George E. Desbarats, éditeur (p. 9-14).


LES CAVALIERS[1]
de
MISS PIMBÊCHE.[2]



INTRODUCTION.


À mon arrivée au Canada, je me trouvai en rapport avec un de ces « Anciens Canadiens » dont M. Aubert de Gaspé a si bien décrit les mœurs dans l’ouvrage récent qui porte ce titre. Dernier rejeton d’une des plus anciennes familles Françaises du pays, mon vieil ami avait conservé une vive antipathie pour les Anglais ; je serais peut-être plus exact en disant seulement qu’il n’aimait pas les mœurs Anglaises. En tout cas, ce sentiment était tempéré chez lui par un jugement sain, une grande aménité de caractère et un esprit agréable qui le faisaient rechercher dans la meilleure société des deux origines.

Il avait beaucoup voyagé, et connaissait les hommes.

— Je ne les méprise pas, me disait-il un jour, et cependant bien des gens qui ont « vu le monde » arrivent à mépriser profondément l’humanité.

— Je suis encore bien jeune, lui répondis-je, et parfois j’ai éprouvé ce sentiment-là.

— Il faut vous en défier… Je prétends même que, par nature, les hommes ne sont pas généralement mauvais. Vous avez pu les trouver égoïstes et méchants lorsque vous étiez malheureux, mais vous n’avez pas persisté et vous ne sauriez persister dans cette opinion.

— C’est tort possible. Vous avez été jeune aussi ; ne croyez-vous pas qu’une déception amoureuse, pour spécifier davantage, peut quelquefois porter celui qui en est la victime à la haine permanente et universelle de la plus gracieuse moitié du genre humain ?

Je venais, paraît-il, de toucher la corde sensible, car mon vieil ami fronça le sourcil, et un nuage, qu’il ne put me dissimuler, passa sur son front. Il se remit bien vite et, parlant d’un franc éclat de rire :

— J’y suis, me dit-il, vous avez été victime et vous voudriez vous poser comme l’ennemi acharné du beau sexe… ! Mais, pour bien des raisons, je vous en défie… !

— Oh ! je n’ai pas parlé pour moi… Mais cela peut arriver : par exemple, la nature aimante et délicate de certaines femmes ne peut-elle pas succomber à une de ces déceptions ?

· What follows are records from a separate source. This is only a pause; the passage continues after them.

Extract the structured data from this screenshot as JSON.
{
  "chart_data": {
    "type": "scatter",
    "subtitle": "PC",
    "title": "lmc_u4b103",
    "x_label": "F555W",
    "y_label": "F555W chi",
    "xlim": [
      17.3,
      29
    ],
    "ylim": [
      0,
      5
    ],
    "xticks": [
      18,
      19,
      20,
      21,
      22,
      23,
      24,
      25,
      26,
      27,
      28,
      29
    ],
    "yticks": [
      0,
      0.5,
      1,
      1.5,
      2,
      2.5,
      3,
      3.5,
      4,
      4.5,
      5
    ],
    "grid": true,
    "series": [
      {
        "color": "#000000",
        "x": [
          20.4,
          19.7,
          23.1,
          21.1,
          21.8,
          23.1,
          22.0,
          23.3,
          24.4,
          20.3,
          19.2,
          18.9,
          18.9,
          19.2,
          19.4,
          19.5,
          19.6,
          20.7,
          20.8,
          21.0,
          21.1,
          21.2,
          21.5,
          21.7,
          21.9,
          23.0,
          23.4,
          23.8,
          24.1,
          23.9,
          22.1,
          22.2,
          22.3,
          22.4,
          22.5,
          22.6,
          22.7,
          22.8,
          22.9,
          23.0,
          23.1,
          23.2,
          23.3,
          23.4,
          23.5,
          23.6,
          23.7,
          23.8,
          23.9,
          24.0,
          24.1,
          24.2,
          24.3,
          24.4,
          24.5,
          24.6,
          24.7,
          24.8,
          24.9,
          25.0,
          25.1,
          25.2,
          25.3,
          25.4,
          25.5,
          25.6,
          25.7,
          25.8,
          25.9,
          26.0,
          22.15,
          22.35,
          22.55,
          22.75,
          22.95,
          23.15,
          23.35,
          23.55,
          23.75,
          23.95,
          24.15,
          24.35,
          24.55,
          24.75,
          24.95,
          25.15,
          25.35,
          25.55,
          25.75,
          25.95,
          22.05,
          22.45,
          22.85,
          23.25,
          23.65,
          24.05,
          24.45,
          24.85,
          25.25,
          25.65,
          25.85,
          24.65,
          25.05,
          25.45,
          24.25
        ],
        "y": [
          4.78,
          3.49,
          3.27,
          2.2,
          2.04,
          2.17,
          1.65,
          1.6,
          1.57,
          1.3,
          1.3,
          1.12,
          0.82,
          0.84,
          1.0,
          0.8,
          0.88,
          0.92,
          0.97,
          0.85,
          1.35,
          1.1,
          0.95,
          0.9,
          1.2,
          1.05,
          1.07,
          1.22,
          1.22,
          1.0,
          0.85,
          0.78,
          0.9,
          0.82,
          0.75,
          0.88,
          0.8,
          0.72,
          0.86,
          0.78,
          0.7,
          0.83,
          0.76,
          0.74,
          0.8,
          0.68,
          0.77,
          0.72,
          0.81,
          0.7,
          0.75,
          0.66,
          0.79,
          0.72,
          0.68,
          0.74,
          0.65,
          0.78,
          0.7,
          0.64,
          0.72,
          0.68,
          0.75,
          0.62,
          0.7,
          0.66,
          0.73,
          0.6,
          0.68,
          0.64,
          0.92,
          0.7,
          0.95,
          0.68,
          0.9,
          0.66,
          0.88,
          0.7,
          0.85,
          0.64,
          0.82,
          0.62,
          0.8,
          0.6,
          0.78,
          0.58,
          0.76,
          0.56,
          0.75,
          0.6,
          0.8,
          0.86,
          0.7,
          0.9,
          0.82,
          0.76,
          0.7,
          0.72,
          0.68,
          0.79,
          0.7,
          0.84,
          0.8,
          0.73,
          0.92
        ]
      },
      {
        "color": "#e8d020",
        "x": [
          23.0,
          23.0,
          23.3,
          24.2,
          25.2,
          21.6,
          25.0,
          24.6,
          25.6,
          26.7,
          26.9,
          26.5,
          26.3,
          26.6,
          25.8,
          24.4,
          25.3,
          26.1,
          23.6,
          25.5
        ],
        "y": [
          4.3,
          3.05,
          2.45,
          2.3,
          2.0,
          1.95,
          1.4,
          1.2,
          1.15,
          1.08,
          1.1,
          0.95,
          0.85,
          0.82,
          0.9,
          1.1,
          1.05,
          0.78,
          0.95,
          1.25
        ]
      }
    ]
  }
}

— Oui et non. — Vous voulez dire, avec, feu Henri IV :

« Mieux vaut-être sans vie
« Que sans amour. »

Or vous savez, tout comme moi, que ni le Béarnais ni la belle Gabrielle ne sont morts d’amour. Toutefois, plaisanterie à part, vous n’avez pas tout-à-fait tort. J’ai là, dans mes papiers, un document assez curieux que je vais vous montrer, et qui pourra vous éclairer sur cette question ; il s’y trouve aussi quelques détails sur les mœurs Anglaises malheureusement trop suivies dans la société Française du Canada. Vous dire comment j’en suis devenu possesseur, c’est ce que je ne saurais me permettre. Qu’il vous suffise de savoir que j’ai intimement connu, la personne, la femme qui a rédigé ce « Journal » ; car c’est un vrai « Journal, » ajouta-t-il, en prenant, dans sa bibliothèque, un assez fort volume manuscrit que nous parcourûmes ensemble.

— C’était une personne fort aimable, me dit-il, avec un soupir, en fermant le livre. Mais elle n’a point jugé à propos de « mourir d’amour, » comme vous venez de le voir. Elle a cependant été bien maltraitée par un Anglais… ! Hélas ! il y a des gens sans cœur dans toutes les nations… !

Je m’aperçus qu’évidemment mon hôte avait joué un rôle dans l’histoire que nous venions de feuilleter. Je dissimulai ma découverte et nous causâmes encore longtemps.

À la fin de la soirée, j’obtins du vieux gentilhomme la permission d’emporter le « Journal » de son ancienne amie, et il m’a, depuis, autorisé à en publier les extraits suivants.


  1. L’auteur préfère le terme cavalier à ceux d’amoureux et de prétendant qui sont plus modernes, il est vrai, mais ne sont pas plus français, si on en croit les meilleurs auteurs. Le terme Cavalier est, du reste, consacré par un long usage au Canada ; conservons notre langue et nos usages !
  2. Les noms propres, inscrits dans le manuscrit où l’auteur a copié ces lignes, ont dû être nécessairement changés ici. Ils ont été remplacés par des noms aussi en rapport que possible avec le caractère des personnages.